Once they’ve learned to sleep through the night, how come they decide to wake up only when you have house guests over? In an effort to spare your guests’ their precious sleep, you sacrifice your own by doing all sorts of things you normally wouldn’t dare: let the child sleep with you, lay down on the floor beside their bed until they fall asleep, actually get up with them at 3 a.m. hoping that they’ll tire out soon (they won’t) and basically just barter and plead your soul away to the tiny little devil in Dora PJs.

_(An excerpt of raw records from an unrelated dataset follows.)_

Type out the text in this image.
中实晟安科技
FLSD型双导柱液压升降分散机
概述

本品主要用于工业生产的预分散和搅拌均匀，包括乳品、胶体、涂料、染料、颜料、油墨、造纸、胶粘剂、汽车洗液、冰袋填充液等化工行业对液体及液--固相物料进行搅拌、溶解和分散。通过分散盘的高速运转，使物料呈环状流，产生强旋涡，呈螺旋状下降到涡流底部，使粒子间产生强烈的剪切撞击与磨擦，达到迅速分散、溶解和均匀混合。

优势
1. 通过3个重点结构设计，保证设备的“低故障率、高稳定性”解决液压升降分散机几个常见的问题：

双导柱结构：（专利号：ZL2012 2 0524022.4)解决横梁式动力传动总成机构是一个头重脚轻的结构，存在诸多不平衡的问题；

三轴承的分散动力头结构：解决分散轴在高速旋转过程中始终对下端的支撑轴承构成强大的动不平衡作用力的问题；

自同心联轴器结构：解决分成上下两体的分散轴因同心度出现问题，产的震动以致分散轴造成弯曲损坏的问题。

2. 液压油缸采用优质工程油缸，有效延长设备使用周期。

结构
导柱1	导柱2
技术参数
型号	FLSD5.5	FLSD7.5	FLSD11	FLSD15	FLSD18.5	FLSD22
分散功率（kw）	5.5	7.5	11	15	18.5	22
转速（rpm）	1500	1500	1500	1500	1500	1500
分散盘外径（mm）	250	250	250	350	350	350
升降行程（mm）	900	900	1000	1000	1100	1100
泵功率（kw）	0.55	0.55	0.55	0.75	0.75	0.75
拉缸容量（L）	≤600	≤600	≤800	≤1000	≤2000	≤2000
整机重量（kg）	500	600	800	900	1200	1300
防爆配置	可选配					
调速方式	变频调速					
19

How do they get so damn good at stalling before bed? “I need...I need...I would really like some...uh... (ten minute pause) some water please.” “I just want you to lay down with me. Just for a minute.” “Another story? You’re such a good storyteller. Please Mommy?” “May I have another hug please? And now a kiss? And how about another hug? And another kiss?” When you finally snap out of it and realize you’re just being played, you end up feeling like a monster for denying them both your affections and a drink. And even though they’re fine and will soon be in dreamland, you’ll be up all night worried that you’ve not only scarred them for life, but will have Children’s Services knocking at your door by morning light.

And after all that, they are so friggin’ cute when they do fall asleep that you have to sit on your fingers and lock the bedroom doors so that you don’t wake them up right away. They’re crafty, alright. Jerks.